Can you tell I'm excited about what I'm learning? :)


  1. Hey Adele! I am excited to hear more about what you are learning in this area as well. I know that one of my "short comings" is to down play my job because I am not in the missions field and yet I am. It's just that my missions field happens to be in a public junior high school. I think that as a Christian I have a grass is greener mentality in thinking that a person such as yourself has it easier when it comes to representing Christ because you are doing it "out there." Thank you for the reminder that it is no less important or easier; that we all are called to represent Him the same where ever God has placed us. Keep sharing :-)

  2. Hi Adele,
    I suffered from some of the "chruch work" is more holy for some years. I was a stay at home mom and volunteered my time teaching, and doing a little missions work. Then I needed to get a "regular" job. I was actually ashamed to tell people I was going to work.

    Once I started working I was SHOCKED at how people acted. And how their actions so easily rubbed off on me, that caused (helped) my actions to become more like them because I was trying to fit into a regular job.
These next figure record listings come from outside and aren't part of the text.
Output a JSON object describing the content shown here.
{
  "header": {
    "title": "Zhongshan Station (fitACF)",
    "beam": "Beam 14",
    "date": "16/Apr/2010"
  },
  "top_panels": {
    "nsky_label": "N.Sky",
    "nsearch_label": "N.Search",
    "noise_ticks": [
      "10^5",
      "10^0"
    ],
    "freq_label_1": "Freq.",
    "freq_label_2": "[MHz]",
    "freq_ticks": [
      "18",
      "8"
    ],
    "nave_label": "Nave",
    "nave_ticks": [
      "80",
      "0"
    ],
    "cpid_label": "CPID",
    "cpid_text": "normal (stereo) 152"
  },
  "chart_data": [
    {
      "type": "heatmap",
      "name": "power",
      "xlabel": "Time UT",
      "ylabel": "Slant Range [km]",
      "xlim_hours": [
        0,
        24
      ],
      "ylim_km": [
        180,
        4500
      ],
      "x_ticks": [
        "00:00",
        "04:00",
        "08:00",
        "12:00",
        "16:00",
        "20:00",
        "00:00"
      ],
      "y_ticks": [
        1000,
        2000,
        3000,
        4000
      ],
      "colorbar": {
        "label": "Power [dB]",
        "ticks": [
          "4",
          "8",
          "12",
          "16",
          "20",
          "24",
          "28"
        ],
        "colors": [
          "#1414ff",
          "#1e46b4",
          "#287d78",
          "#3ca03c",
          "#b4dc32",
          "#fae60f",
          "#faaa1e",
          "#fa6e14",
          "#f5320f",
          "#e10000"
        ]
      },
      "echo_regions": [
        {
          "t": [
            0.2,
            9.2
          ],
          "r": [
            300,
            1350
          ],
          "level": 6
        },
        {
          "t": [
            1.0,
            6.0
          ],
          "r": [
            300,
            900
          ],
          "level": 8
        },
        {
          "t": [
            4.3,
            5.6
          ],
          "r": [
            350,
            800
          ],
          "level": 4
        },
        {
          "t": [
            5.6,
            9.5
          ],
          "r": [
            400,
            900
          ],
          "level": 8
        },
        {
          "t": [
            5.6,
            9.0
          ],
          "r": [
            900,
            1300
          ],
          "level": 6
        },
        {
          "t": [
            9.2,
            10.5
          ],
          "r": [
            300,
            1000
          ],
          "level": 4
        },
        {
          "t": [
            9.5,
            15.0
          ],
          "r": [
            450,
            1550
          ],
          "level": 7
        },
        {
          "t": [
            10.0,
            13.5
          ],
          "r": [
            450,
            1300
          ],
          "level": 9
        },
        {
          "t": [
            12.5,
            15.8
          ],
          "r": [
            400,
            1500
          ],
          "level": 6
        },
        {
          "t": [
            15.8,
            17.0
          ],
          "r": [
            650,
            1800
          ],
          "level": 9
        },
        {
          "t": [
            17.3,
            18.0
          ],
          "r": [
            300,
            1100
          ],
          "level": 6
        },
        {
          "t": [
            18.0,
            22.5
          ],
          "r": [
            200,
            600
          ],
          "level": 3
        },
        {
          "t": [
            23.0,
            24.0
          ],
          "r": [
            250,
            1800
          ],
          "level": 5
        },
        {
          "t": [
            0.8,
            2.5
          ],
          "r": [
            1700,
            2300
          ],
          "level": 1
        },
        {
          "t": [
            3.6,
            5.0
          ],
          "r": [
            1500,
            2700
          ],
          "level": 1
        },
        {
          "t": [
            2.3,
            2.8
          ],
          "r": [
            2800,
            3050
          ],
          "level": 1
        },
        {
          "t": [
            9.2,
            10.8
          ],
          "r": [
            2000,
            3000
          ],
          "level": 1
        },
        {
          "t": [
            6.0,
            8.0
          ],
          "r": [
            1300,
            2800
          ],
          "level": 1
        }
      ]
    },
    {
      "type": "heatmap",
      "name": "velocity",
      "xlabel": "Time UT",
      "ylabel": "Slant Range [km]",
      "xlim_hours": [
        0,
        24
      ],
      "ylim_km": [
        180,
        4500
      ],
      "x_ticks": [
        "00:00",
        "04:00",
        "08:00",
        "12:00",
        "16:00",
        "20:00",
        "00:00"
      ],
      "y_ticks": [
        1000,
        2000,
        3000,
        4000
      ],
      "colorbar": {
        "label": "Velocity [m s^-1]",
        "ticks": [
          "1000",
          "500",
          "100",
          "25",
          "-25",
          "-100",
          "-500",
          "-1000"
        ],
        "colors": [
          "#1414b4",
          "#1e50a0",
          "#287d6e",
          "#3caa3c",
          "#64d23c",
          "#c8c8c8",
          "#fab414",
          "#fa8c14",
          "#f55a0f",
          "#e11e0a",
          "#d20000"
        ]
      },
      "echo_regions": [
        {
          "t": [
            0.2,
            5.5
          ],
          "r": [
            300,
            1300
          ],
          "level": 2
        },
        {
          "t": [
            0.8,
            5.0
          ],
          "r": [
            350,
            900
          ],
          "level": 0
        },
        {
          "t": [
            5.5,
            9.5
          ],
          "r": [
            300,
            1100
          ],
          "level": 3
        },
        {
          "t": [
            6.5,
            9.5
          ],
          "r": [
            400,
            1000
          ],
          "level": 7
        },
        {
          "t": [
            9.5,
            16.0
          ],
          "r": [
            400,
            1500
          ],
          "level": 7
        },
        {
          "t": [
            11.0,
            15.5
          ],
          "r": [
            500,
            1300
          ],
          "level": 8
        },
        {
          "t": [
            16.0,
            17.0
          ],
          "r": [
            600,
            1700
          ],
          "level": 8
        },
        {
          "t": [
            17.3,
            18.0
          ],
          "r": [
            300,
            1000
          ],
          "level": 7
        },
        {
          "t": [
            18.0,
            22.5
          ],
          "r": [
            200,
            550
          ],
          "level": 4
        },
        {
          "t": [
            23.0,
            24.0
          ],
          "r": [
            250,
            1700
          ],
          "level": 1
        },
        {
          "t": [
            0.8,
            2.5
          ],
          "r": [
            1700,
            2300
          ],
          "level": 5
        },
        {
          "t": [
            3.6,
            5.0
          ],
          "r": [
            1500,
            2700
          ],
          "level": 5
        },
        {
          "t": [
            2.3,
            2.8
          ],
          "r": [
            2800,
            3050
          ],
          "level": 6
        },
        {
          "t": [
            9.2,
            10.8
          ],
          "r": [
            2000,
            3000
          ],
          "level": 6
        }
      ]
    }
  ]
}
    I still don't have all the answers but after 1 year of full time working I have learned that showing Christ in my actions here has as big on an influence as all the teaching I did in other places. If that makes sense.


  3. Adele, Wow!! How does it feel to be riding the crest of this gigantic River of God wave!

    I've been blogging in this direction from the beginning--It's wonderful to read your fruit of all your study and reflection! Yes, I will participate!